Reputation: 25
I have an HR dataframe containing info related to employees in an organization, e.g., salary, department, ID, etc.
What I am trying to do is to replace the outliers (USD>200000) in the column "Salary_2018" for the "Sales" department with the mean of the column itself.
This is for a professional course I am following and I am given both the dataframe AND the code, which is:
library(readxl)
df<-read_excel("C:\\Media Mean Mode.xlsx")

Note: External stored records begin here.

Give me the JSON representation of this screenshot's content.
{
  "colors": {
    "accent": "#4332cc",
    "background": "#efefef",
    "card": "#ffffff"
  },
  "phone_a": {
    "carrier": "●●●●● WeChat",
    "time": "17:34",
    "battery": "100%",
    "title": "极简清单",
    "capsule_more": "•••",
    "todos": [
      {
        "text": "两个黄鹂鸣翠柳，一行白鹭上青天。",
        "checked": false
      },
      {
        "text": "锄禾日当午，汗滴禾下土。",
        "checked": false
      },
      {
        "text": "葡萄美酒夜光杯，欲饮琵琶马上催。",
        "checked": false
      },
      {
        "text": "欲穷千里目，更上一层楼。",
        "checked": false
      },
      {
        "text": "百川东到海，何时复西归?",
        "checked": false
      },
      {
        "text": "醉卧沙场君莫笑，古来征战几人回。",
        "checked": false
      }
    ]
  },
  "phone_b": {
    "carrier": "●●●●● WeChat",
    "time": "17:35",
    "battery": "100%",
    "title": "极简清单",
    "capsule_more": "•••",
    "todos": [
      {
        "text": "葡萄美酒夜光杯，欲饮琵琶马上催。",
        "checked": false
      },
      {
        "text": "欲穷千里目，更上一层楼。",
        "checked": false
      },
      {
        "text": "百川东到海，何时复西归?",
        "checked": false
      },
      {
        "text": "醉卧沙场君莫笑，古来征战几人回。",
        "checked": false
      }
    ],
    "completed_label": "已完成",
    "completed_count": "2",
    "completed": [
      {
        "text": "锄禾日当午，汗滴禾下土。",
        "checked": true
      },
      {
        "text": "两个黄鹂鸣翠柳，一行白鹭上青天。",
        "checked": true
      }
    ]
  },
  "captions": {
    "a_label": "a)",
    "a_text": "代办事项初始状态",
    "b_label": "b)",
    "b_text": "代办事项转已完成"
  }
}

df1<-df[df$department=="Sales",]
df2 = df1
df2[df2$salary_2018<200000,]<-mean(df2$salary_2018)
In the video I am studying on, the instructor uses the very same dataframe with the very same code, and it works. However, when I try the same exact thing, I receive the following error as a result:
Errore: Assigned data `mean(df2$salary_2018)` must be compatible with existing data.
i Error occurred for column `department`.
x Can't convert <double> to <character>.
I would understand the error if I were trying to replace the information in the "department" column, as the data type is "character".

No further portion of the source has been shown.